Ile Maurice: Un contrat controversé mène à l'arrestation de Rajiv Servansingh

Le paysage économique est une nouvelle fois secoué par une affaire de corruption. Rajiv Servansingh, ancien directeur général de la State Trading Corporation (STC), a été arrêté par la Financial Crimes Commission (FCC), hier. Cette arrestation intervient dans le cadre d'une enquête approfondie sur l'attribution d'un contrat de Rs 30 milliards à la société singapourienne, Mercantile & Maritime Investments Group (MMG), pour la fourniture de carburants à l'État mauricien.

L'ex-directeur a été provisoirement inculpé sous la Prevention of Corruption Act pour l'utilisation de ses fonctions pour favoriser indûment une tierce partie. Il est reproché à Rajiv Servansingh d'avoir facilité, en sa qualité de directeur général de la STC, l'octroi du contrat de fourniture de produits pétroliers à MMG en écartant l'offre pourtant plus compétitive de la société OQ Trading Ltd, sélectionnée initialement via un appel d'offres. La liberté conditionnelle a été accordée à Rajiv Servansingh alors qu'il s'est présenté en cour de Rose-Hill hier. L'ancien directeur général de la STC devra fournir une caution de Rs 400 000 et signer une reconnaissance de dette de Rs 3 millions.

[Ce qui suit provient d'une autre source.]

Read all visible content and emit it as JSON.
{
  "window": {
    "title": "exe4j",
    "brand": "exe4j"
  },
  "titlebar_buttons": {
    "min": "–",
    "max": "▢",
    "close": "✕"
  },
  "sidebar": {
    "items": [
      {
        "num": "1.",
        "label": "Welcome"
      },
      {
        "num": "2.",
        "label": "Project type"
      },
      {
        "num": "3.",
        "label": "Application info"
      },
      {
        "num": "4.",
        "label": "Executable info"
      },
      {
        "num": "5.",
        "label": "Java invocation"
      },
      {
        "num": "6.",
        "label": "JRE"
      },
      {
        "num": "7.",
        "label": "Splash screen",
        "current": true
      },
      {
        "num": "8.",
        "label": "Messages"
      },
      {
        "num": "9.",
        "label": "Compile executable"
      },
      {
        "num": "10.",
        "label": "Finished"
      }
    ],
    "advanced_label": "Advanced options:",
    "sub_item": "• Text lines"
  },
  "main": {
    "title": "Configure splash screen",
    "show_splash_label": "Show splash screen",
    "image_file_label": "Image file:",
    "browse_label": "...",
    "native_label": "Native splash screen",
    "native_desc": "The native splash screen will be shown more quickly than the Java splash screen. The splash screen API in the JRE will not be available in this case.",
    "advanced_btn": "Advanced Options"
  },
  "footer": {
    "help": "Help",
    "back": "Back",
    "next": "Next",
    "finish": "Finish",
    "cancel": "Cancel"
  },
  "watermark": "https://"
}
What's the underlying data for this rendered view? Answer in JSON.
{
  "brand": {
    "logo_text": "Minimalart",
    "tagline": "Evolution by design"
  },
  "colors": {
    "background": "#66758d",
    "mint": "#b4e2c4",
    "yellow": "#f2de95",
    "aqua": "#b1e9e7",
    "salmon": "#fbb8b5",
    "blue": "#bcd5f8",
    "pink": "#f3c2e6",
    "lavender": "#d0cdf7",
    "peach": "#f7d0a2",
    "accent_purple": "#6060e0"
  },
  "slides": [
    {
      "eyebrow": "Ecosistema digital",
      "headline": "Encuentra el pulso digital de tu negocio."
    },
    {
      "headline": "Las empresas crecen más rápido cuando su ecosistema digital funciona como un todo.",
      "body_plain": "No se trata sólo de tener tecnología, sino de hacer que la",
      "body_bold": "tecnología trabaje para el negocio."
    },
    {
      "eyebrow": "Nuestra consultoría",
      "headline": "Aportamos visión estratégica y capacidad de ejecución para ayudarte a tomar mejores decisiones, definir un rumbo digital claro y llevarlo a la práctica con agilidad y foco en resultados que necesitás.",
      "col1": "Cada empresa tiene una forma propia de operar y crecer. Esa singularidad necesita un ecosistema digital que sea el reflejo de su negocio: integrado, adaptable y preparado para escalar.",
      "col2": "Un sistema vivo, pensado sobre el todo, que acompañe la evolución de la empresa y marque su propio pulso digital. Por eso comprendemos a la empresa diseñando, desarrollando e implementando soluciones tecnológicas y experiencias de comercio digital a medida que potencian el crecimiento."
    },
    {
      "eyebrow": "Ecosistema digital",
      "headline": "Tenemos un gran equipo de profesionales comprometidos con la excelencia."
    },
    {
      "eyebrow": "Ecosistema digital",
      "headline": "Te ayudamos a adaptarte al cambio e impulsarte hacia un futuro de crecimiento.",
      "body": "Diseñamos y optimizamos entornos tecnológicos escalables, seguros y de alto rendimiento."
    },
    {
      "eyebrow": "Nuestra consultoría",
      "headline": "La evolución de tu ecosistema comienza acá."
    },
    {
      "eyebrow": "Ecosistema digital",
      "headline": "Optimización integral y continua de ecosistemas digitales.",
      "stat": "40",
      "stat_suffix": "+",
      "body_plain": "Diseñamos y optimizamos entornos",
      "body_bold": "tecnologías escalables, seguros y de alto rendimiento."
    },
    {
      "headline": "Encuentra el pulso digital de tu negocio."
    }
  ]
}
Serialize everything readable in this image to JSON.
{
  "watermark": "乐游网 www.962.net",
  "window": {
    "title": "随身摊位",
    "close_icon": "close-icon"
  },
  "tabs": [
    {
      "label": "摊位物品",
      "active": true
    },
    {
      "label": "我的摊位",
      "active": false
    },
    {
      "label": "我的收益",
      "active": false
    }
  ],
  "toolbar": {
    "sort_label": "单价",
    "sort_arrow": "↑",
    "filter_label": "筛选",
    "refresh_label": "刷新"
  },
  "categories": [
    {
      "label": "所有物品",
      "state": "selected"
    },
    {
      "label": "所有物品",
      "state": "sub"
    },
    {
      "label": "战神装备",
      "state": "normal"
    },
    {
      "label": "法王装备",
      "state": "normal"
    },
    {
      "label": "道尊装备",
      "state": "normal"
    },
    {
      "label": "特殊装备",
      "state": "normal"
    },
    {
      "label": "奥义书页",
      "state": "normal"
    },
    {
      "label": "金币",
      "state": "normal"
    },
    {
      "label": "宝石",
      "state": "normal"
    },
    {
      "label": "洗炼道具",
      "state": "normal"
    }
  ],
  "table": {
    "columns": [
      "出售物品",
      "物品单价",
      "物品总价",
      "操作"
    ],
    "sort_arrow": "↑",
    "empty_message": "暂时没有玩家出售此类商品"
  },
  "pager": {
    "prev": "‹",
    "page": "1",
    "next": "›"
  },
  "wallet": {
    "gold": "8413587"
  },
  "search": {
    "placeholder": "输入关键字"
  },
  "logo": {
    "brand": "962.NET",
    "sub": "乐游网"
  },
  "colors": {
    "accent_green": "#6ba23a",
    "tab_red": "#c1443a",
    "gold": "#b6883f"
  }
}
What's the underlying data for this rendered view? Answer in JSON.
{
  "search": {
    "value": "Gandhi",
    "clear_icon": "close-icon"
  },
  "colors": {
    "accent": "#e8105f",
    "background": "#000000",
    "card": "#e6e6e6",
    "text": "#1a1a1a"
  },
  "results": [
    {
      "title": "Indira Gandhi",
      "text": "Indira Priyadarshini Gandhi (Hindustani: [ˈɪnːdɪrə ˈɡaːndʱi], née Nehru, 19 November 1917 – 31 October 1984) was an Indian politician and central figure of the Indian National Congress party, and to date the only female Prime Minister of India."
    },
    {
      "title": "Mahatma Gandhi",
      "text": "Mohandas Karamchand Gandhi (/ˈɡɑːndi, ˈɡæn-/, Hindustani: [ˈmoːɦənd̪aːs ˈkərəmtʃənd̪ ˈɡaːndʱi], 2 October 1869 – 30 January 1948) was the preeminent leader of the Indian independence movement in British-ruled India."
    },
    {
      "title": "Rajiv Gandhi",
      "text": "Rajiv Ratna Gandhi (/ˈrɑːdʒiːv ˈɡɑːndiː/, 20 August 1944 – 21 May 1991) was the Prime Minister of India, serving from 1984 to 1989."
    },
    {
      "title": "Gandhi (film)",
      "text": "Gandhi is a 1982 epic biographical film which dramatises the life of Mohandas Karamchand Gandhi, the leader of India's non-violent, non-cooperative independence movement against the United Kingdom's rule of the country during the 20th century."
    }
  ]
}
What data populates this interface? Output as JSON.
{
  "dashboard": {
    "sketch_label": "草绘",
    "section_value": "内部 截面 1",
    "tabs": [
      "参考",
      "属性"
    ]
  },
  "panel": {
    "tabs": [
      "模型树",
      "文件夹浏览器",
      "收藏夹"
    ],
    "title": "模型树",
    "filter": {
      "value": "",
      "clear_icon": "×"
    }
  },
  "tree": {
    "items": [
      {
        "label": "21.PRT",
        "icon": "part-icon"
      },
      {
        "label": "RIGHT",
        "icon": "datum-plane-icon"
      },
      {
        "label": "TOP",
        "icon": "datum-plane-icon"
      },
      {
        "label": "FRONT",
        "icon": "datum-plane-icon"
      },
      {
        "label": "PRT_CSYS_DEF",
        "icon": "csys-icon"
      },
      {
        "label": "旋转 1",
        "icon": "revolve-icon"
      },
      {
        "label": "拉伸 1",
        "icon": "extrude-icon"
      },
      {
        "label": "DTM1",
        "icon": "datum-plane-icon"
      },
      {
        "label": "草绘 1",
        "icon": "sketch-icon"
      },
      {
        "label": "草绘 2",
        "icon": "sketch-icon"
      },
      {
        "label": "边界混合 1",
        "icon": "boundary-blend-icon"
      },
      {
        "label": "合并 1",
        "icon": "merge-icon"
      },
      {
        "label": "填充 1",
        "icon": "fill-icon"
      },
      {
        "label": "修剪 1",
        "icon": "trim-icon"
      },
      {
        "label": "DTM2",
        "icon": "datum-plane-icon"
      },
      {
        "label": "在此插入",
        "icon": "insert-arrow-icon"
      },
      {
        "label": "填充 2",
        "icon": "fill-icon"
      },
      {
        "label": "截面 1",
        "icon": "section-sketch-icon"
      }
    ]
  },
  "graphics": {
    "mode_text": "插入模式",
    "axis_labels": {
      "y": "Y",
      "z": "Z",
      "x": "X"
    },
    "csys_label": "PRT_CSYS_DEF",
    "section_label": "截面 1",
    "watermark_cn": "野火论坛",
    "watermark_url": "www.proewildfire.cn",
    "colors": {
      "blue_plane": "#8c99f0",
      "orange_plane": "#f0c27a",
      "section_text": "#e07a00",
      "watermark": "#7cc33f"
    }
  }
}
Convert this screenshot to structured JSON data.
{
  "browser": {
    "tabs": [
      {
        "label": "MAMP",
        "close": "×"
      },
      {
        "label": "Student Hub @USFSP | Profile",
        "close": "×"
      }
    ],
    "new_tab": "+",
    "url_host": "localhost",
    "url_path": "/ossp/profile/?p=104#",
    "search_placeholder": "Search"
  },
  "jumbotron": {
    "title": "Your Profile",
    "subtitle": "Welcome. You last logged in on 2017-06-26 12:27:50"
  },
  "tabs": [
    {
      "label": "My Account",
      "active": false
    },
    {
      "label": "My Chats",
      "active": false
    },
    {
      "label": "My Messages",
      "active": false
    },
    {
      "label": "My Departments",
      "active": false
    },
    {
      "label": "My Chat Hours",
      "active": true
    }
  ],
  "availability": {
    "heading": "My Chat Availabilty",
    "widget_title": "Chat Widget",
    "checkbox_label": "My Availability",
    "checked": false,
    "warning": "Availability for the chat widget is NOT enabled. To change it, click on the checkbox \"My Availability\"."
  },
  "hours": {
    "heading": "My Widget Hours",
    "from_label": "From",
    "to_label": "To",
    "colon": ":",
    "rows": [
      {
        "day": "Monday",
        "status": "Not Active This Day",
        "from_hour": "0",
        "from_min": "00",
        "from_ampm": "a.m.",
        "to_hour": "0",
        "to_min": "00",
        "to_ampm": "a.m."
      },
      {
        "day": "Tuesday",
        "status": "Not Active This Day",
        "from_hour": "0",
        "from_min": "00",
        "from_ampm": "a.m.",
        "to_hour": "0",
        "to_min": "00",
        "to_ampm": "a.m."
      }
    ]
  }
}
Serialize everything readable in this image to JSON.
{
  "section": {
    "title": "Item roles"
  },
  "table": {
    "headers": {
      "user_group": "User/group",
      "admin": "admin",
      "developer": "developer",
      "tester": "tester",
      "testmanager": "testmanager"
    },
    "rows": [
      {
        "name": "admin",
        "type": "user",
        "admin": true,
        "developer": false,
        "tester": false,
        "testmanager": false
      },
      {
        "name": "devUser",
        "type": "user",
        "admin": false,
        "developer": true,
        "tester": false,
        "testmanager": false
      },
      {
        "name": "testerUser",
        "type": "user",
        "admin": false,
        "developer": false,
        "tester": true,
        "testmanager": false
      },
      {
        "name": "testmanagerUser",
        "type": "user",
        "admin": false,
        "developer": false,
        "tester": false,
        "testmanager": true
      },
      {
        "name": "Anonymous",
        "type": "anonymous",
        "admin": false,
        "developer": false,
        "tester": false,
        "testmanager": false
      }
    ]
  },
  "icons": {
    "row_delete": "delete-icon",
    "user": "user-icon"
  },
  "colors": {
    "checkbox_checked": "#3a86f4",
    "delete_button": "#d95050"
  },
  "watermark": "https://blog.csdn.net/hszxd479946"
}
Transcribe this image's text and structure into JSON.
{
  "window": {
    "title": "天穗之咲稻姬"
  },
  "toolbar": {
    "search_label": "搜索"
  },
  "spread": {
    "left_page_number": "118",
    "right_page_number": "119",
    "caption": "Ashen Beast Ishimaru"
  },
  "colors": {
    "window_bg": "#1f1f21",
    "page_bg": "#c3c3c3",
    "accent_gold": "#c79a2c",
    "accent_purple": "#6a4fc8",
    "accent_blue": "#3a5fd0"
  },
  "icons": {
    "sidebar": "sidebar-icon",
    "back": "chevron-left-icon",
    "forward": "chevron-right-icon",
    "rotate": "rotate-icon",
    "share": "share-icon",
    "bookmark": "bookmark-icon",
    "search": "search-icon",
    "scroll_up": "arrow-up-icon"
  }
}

L'enquête de la FCC, débutée en janvier 2025, a mis en lumière une chronologie troublante. Le 5 mai 2023, la STC avait lancé un appel d'offres international pour la fourniture de carburants sur une période de 12 mois. Le 7 juin, le conseil d'administration avait retenu l'offre la plus avantageuse, celle d'OQ Trading Ltd. Pourtant, à peine deux semaines plus tard, une proposition émanant de MMG - entreprise qui n'avait pas participé à l'appel d'offres initial - est directement parvenue à la direction de la STC, offrant des conditions financières apparemment plus attractives, notamment un paiement en roupies et une prime réduite. Cette offre a été acceptée et l'appel d'offres initial annulé.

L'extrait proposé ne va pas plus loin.